L’initiative du gouvernement de consacrer 30 milliards aux tenues scolaires n’est pas largement appréciée. Après certains syndicats et membres de la société civile, c’est un député qui est monté au créneau pour s’interroger sur sa pertinence. Cheikh Bamba Dièye a adressé une question écrite à Mamadou Talla, dans laquelle il demande, entre autres, comment le gouvernement compte pérenniser cette mesure.Par Dieynaba KANE
– La polémique suite à la décision du gouvernement de consacrer 10 milliards de francs Cfa, chaque année et durant trois ans, aux tenues scolaires est loin de s’estomper. Après certains syndicats de l’enseignement et la Cosydep, c’est autour du député Cheikh Bamba Dièye de s’interroger sur la pertinence et l’opportunité d’une telle mesure. D’ailleurs, le député a même adressé une question écrite au ministre de l’Education nationale. Dans son document, M. Dièye précise qu’il ne doute pas «des avantages liés à l’uniforme scolaire par rapport aux problèmes relatifs à l’équité sociale». Par contre, souligne-t-il dans sa lettre : «Nous doutons de l’opportunité d’une telle mesure dans un contexte où les impacts du Covid-19 nous convient au renforcement de la résilience du système éducatif en termes de mise à niveau des écoles par l’amélioration de la qualité des infrastructures et des équipements, mais aussi de la sécurité et de la salubrité de nos écoles.»
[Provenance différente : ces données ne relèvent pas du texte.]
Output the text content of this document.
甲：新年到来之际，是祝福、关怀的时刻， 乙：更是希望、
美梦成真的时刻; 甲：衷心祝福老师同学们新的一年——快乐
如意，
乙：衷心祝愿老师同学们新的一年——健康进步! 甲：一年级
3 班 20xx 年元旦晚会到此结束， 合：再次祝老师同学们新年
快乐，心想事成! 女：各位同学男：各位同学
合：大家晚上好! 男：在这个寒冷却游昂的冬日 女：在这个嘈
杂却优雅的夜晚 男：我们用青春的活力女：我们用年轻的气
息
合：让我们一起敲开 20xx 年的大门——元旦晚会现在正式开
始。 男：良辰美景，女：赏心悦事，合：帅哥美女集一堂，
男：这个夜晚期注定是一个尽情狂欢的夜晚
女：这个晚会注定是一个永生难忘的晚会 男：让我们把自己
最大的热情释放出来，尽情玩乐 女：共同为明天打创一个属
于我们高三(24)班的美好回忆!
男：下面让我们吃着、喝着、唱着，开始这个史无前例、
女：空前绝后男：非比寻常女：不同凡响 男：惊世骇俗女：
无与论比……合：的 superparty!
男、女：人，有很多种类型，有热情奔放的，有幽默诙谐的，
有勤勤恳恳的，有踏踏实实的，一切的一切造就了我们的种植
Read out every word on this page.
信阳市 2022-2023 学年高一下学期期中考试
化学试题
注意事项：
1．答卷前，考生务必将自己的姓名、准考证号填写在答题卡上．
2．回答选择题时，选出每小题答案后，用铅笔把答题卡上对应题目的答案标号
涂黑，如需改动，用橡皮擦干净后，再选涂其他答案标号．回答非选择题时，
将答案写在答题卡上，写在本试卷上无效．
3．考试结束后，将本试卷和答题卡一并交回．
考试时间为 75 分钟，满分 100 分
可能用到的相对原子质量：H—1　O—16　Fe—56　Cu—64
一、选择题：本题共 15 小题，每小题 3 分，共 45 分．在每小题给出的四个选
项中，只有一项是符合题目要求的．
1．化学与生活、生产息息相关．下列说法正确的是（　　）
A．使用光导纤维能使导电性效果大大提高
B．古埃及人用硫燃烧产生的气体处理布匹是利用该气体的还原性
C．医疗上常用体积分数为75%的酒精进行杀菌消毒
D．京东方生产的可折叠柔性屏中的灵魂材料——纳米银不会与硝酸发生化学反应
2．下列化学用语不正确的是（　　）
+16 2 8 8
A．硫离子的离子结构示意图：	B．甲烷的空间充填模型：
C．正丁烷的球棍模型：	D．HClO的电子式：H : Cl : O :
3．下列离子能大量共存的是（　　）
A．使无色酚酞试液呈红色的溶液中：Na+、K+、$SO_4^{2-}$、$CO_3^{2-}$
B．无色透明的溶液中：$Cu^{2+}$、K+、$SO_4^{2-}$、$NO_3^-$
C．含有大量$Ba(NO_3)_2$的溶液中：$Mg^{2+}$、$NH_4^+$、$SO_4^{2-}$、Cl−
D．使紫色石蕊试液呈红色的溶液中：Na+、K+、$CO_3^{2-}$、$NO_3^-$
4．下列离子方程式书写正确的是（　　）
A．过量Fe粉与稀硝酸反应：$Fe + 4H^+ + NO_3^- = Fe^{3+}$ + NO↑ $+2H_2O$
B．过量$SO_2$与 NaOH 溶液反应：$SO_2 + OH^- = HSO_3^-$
Le député Cheikh Bamba Dièye rappelle aussi que «l’école sénégalaise fait face depuis de nombreuses années à des déficits structurels dont les impacts sur la qualité de l’enseignement sont les véritables défis qu’il convient de relever en priorité». Devant cette situation que traverse le système éducatif de notre pays, le député trouve qu’une «telle initiative manque de pertinence». Et M. Dièye d’énumérer les problèmes de l’école : «Elle manque de pertinence dans un environnement où les abris provisoires font encore légion, dans un système où un grand nombre d’écoles manque d’eau et ne dispose pas de clôture et de toilettes fonctionnelles, et dans un contexte où les déficits en tables-bancs, enseignants et manuels deviennent criards.»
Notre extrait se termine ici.